Functional Genomic Analysis of C. elegans Using RNA Interference

Introduction Before talking about this important experiment, do you know what nematode is? Specifically, the experiment used nematode nematodes called nematodes. Caenorhabditis elegans nematode Caenorhabditis elegans is a small worm (like what you found on the ground), but there is a very special place in modern biochemistry: scientists mapped the whole genome. This sequence allows scientists to know the nature and location of all nematode genes. However, since biochemists do not fully understand the role of each gene, the purpose of this experiment is to find the function of each gene in the worm.

Caplen et al. (2001) first examined the interference of C. elegans using siRNA corresponding to Caenorhabditis elegans unc-22 and investigated whether siRNA can directly inhibit gene expression. They produce dsRNA molecules by mixing sense and antisense ssRNA oligomers. The integrity of the annealed RNA and the characteristics of the dsRNA were confirmed by gel electrophoresis. All mammalian cells used were grown in DMEM primary mouse embryonic fibroblasts (MEF) from wild type I 129 mouse embryos and grown to produce more homogeneous cell lines. They then used standard methods for cell culture and nucleic acid transfection. Analysis of gene expression was performed using a series of techniques. GFP expression was assessed in mammalian cells by fluorescence activated cell sorter. To assess cell viability, Caplen et al. (2001) performed an in vitro kinase assay and observed labeled proteins by xerogel autoradiography.

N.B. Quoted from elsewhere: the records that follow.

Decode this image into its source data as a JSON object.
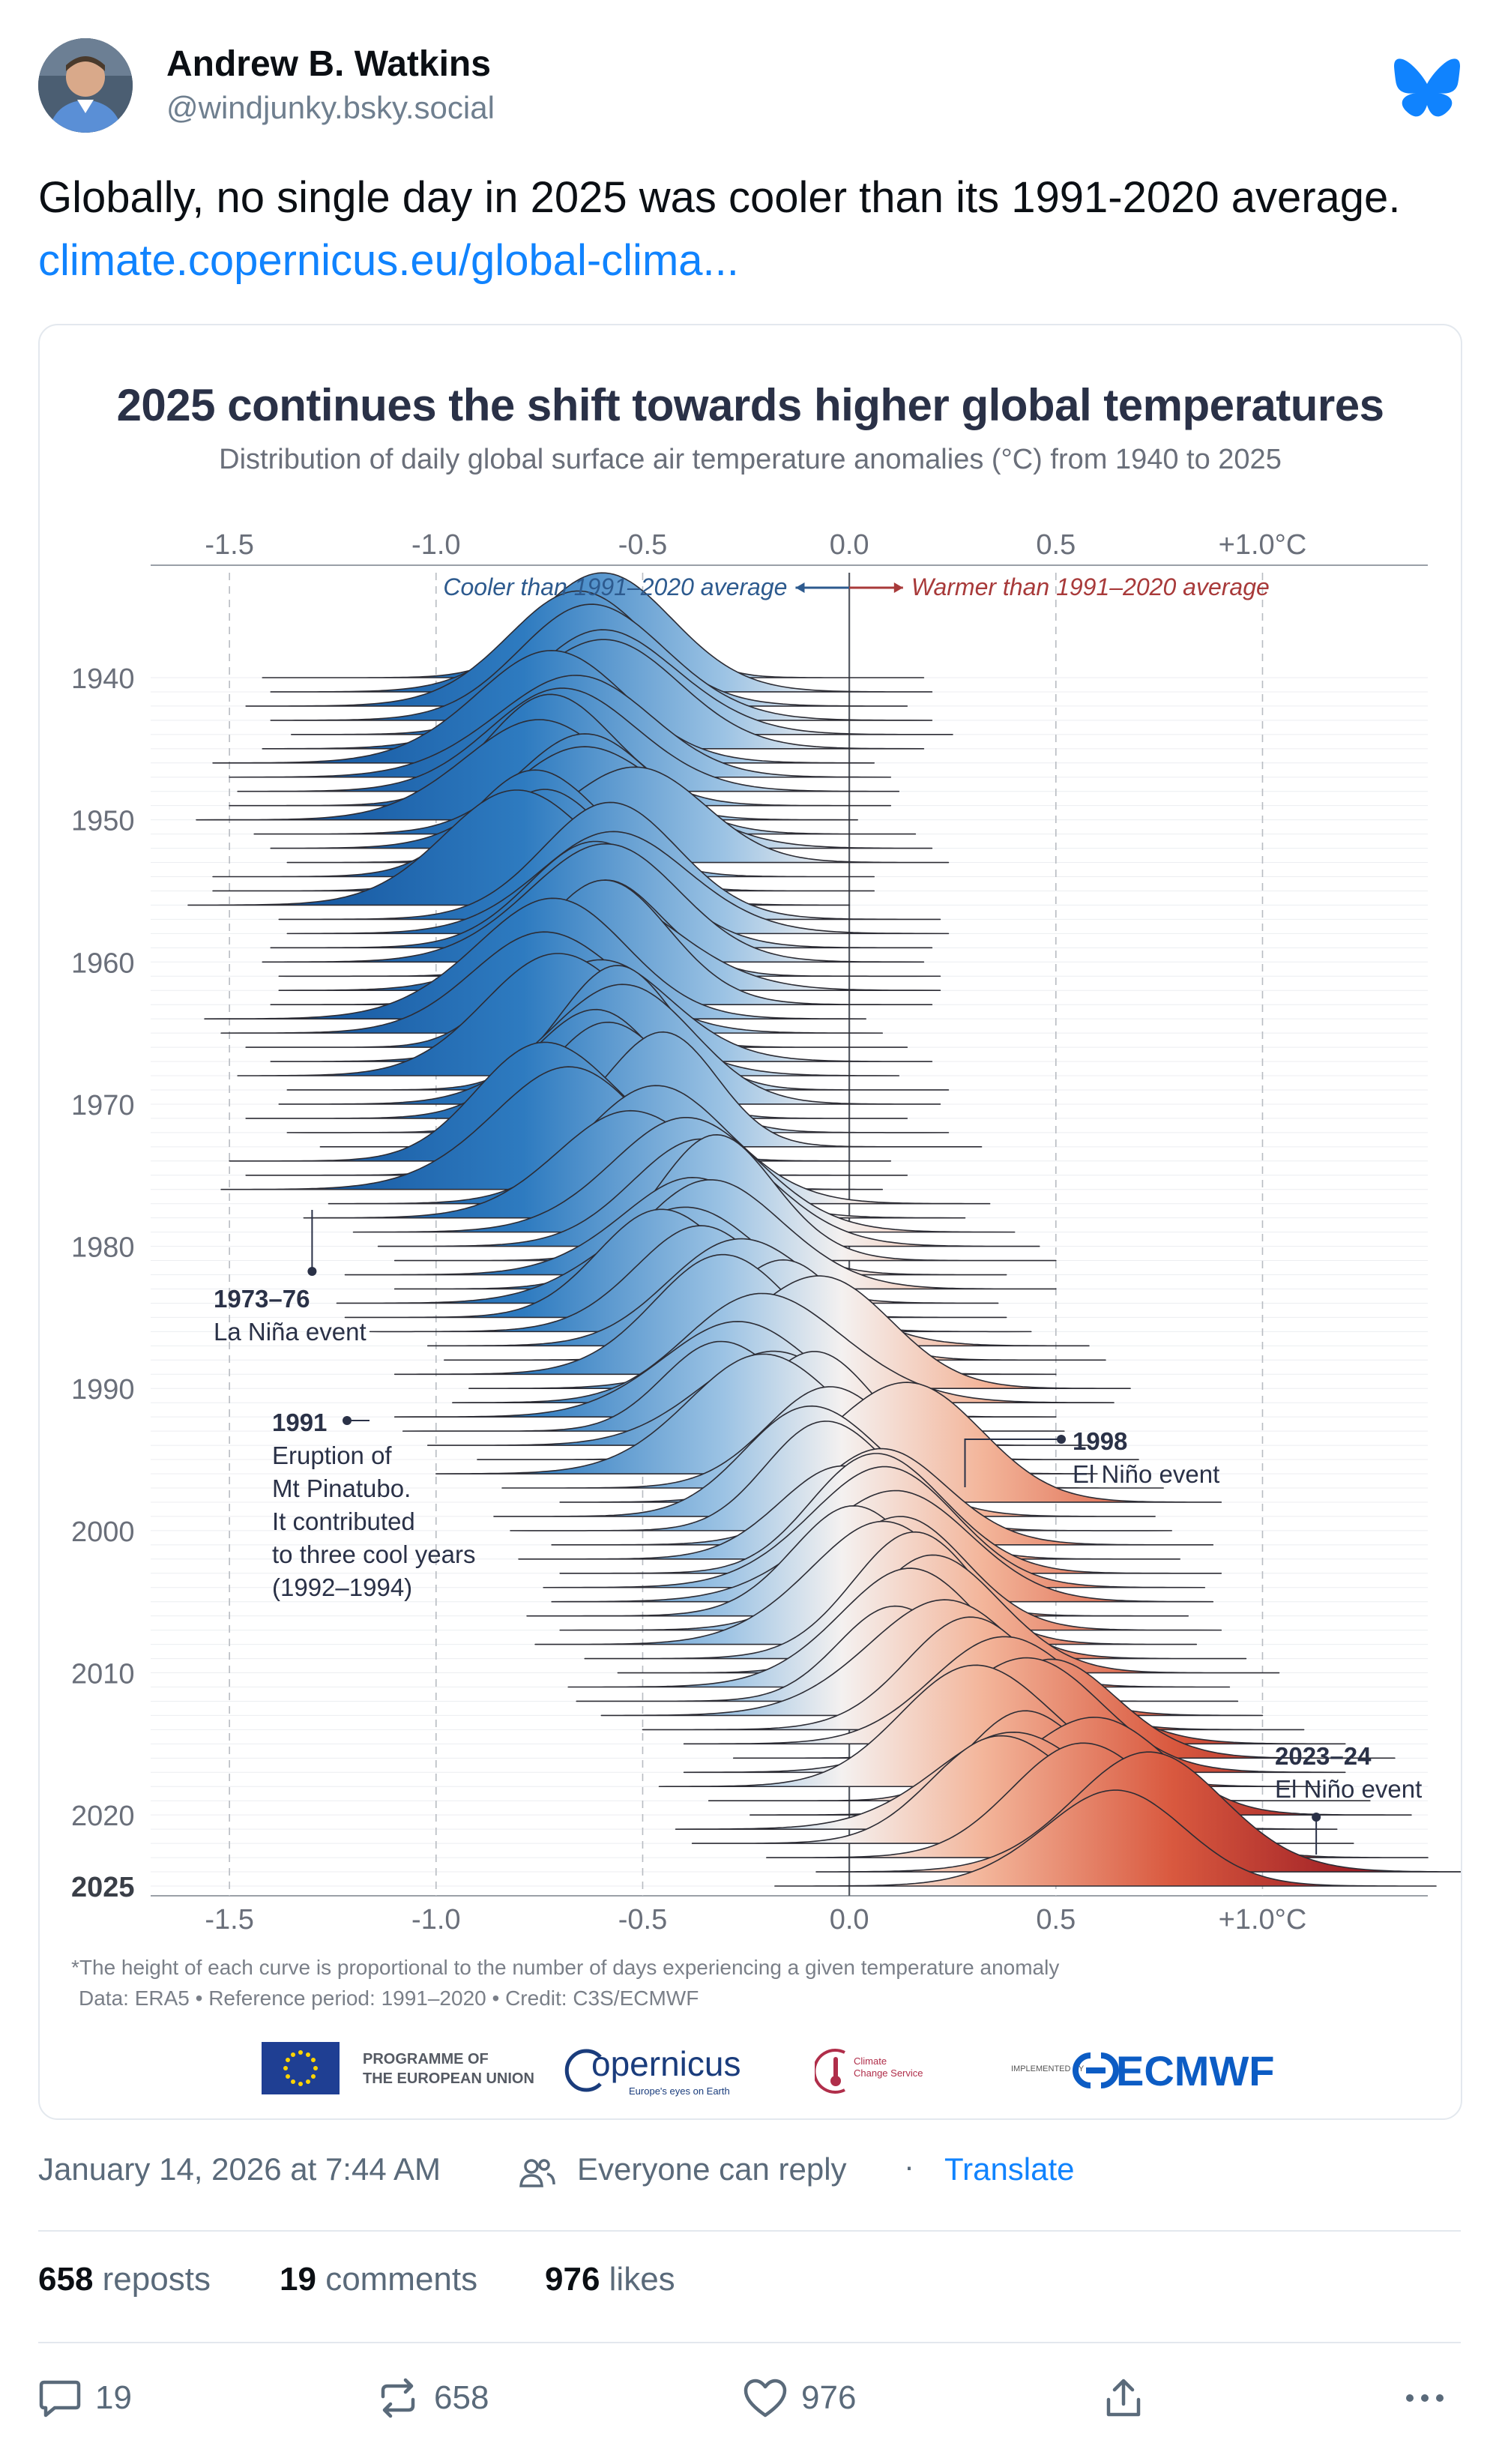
{
  "author": {
    "name": "Andrew B. Watkins",
    "handle": "@windjunky.bsky.social"
  },
  "post": {
    "text": "Globally, no single day in 2025 was cooler than its 1991-2020 average. ",
    "link_text": "climate.copernicus.eu/global-clima..."
  },
  "image": {
    "title": "2025 continues the shift towards higher global temperatures",
    "subtitle": "Distribution of daily global surface air temperature anomalies (°C) from 1940 to 2025",
    "footnote": "*The height of each curve is proportional to the number of days experiencing a given temperature anomaly",
    "datanote": "Data: ERA5 • Reference period: 1991–2020 • Credit: C3S/ECMWF",
    "logos": {
      "eu": "PROGRAMME OF THE EUROPEAN UNION",
      "eu_line1": "PROGRAMME OF",
      "eu_line2": "THE EUROPEAN UNION",
      "copernicus": "opernicus",
      "copernicus_sub": "Europe's eyes on Earth",
      "c3s_line1": "Climate",
      "c3s_line2": "Change Service",
      "implemented": "IMPLEMENTED BY",
      "ecmwf": "ECMWF"
    }
  },
  "chart_data": {
    "type": "ridgeline",
    "title": "2025 continues the shift towards higher global temperatures",
    "subtitle": "Distribution of daily global surface air temperature anomalies (°C) from 1940 to 2025",
    "x_tick_labels": [
      "-1.5",
      "-1.0",
      "-0.5",
      "0.0",
      "0.5",
      "+1.0°C"
    ],
    "x_ticks": [
      -1.5,
      -1.0,
      -0.5,
      0.0,
      0.5,
      1.0
    ],
    "xlim": [
      -1.6,
      1.4
    ],
    "year_labels": [
      "1940",
      "1950",
      "1960",
      "1970",
      "1980",
      "1990",
      "2000",
      "2010",
      "2020",
      "2025"
    ],
    "year_range": [
      1940,
      2025
    ],
    "cooler_label": "Cooler than 1991–2020 average",
    "warmer_label": "Warmer than 1991–2020 average",
    "annotations": [
      {
        "title": "1973–76",
        "lines": [
          "La Niña event"
        ],
        "year": 1974,
        "x": -1.3
      },
      {
        "title": "1991",
        "lines": [
          "Eruption of",
          "Mt Pinatubo.",
          "It contributed",
          "to three cool years",
          "(1992–1994)"
        ],
        "year": 1991,
        "x": -0.9
      },
      {
        "title": "1998",
        "lines": [
          "El Niño event"
        ],
        "year": 1998,
        "x": 0.28
      },
      {
        "title": "2023–24",
        "lines": [
          "El Niño event"
        ],
        "year": 2023,
        "x": 1.13
      }
    ],
    "annual_mean_anomaly": [
      -0.62,
      -0.6,
      -0.66,
      -0.6,
      -0.55,
      -0.62,
      -0.74,
      -0.7,
      -0.68,
      -0.7,
      -0.78,
      -0.64,
      -0.6,
      -0.56,
      -0.74,
      -0.74,
      -0.8,
      -0.58,
      -0.56,
      -0.6,
      -0.62,
      -0.58,
      -0.58,
      -0.6,
      -0.76,
      -0.72,
      -0.66,
      -0.6,
      -0.68,
      -0.56,
      -0.58,
      -0.66,
      -0.56,
      -0.48,
      -0.7,
      -0.66,
      -0.72,
      -0.46,
      -0.52,
      -0.4,
      -0.34,
      -0.3,
      -0.42,
      -0.3,
      -0.44,
      -0.42,
      -0.36,
      -0.22,
      -0.18,
      -0.3,
      -0.12,
      -0.16,
      -0.3,
      -0.28,
      -0.22,
      -0.1,
      -0.2,
      -0.04,
      0.1,
      -0.06,
      -0.02,
      0.08,
      0.0,
      0.1,
      0.06,
      0.08,
      0.02,
      0.1,
      0.04,
      0.16,
      0.24,
      0.12,
      0.14,
      0.2,
      0.3,
      0.4,
      0.52,
      0.4,
      0.34,
      0.46,
      0.56,
      0.38,
      0.42,
      0.6,
      0.72,
      0.62
    ]
  },
  "meta": {
    "timestamp": "January 14, 2026 at 7:44 AM",
    "reply_setting": "Everyone can reply",
    "separator": "·",
    "translate": "Translate"
  },
  "stats": {
    "reposts_count": "658",
    "reposts_label": "reposts",
    "comments_count": "19",
    "comments_label": "comments",
    "likes_count": "976",
    "likes_label": "likes"
  },
  "actions": {
    "reply_count": "19",
    "repost_count": "658",
    "like_count": "976"
  },
  "colors": {
    "link": "#1083fe",
    "cool": "#1f5fa8",
    "warm": "#b81f2c",
    "title": "#2a3147"
  },
  "icons": [
    "avatar",
    "bluesky-butterfly-icon",
    "people-icon",
    "comment-icon",
    "repost-icon",
    "heart-icon",
    "share-icon",
    "more-icon"
  ]
}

This project initially isolated yeast RNA from cell culture. RNA was extracted and purified in several steps to obtain a purified sample. Purification of the sample was confirmed by spectrophotometric analysis of the RNA sample and measurement of the A260 / A280 ratio (Table 2). After RNA purification step, reverse transcriptase polymerase chain reaction (RT - PCR) is used to convert RNA to cDNA. Transformation of RNA into C cDNA template using reverse transcriptase derived from viral function is amplified to generate DNA portions containing bait and predation sequences (Oligos, 2010) (Sequences 1 and 2) . The amplification primer is derived from an oligonucleotide derived from the yeast genome. These oligonucleotides (MP1) for predation are ligated to the vector (pGADT7).

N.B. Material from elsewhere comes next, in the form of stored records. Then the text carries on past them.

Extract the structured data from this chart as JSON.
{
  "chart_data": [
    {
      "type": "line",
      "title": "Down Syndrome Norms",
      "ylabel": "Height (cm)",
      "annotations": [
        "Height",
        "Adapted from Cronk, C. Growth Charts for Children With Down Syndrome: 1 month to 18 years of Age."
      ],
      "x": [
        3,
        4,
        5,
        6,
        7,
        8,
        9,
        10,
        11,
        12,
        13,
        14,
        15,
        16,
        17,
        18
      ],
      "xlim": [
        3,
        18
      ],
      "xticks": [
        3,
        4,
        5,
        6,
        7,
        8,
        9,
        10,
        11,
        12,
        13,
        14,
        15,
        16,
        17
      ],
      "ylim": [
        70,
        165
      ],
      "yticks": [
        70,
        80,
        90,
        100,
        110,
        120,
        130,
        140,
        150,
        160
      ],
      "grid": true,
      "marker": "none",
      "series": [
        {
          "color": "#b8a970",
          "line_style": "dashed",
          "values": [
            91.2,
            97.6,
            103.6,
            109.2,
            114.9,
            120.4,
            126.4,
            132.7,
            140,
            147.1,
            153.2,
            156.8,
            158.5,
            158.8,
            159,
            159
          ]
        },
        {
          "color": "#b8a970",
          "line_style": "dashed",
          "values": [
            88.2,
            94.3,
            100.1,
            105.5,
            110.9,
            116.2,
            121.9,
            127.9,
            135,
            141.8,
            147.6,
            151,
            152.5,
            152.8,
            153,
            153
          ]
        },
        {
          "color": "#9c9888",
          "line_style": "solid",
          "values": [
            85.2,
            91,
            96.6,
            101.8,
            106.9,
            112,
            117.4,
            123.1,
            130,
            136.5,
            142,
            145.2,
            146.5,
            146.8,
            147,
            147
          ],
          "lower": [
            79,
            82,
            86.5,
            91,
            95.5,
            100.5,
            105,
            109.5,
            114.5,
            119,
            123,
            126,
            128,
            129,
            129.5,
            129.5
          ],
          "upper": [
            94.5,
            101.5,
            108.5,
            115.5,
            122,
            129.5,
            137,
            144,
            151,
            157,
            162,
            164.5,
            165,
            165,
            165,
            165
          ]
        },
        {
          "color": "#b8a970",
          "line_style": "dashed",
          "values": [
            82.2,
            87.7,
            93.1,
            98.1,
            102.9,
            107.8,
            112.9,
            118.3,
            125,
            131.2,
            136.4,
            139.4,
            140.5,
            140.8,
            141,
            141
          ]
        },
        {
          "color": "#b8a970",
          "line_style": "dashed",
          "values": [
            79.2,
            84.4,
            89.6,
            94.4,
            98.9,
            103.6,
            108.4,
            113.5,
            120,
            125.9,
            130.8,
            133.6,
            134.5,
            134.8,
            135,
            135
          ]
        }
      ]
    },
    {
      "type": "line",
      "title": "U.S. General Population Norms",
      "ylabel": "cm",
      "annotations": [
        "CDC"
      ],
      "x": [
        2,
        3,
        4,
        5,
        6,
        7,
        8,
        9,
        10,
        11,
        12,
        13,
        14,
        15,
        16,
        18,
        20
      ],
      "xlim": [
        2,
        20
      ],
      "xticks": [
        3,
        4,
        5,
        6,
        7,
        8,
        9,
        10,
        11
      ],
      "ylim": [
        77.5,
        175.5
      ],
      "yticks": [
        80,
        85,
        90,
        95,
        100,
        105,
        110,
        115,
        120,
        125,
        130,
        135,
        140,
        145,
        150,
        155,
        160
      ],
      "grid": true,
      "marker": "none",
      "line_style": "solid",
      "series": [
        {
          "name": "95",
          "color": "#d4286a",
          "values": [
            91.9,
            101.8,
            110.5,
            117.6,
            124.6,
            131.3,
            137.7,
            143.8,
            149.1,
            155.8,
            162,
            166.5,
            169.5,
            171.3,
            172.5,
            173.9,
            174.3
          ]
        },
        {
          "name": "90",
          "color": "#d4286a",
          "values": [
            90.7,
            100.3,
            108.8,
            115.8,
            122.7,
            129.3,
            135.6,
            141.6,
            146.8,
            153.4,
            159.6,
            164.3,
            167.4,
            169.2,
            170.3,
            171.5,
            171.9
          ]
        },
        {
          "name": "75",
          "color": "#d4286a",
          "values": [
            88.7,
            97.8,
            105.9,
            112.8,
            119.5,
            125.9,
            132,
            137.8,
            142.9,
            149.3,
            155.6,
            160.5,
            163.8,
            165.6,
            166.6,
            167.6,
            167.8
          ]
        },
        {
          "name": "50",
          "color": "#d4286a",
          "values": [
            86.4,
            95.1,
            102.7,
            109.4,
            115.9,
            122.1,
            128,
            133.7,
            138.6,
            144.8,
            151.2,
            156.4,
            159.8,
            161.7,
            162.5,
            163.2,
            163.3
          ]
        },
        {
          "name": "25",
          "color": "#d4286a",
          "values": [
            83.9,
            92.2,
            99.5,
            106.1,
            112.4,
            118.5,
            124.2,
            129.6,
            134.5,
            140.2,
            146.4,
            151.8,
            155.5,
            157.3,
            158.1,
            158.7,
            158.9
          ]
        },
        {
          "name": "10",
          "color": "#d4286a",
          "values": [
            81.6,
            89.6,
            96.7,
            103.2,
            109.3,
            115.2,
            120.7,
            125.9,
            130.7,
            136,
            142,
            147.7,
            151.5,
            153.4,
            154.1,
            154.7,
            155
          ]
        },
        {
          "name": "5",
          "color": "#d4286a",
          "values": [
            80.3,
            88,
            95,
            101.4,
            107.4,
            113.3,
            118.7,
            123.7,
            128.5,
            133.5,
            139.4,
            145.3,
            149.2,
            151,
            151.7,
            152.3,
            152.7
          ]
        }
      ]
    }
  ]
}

In order to manipulate the viral RNA genome, scientists of molecular biology era have developed an efficient enzymatic method to generate complementary DNA (cDNA) copies of viral genomic RNA using retroviral encoding reverse transcriptase . The cDNA can be designed to have a "sticky" end and the molecule can then be cloned into E. coli where it can be manipulated by all existing methods. This may also include deletion, deletion or point mutation of the protein coding sequence, or even the introduction of entirely novel protein coding sequences. The modified cDNA can then be placed downstream of a promoter sequence suitable for DNA-dependent RNA polymerase and a novel molecular engineered viral RNA genome that is efficiently transcribed in an in vitro transcription reaction.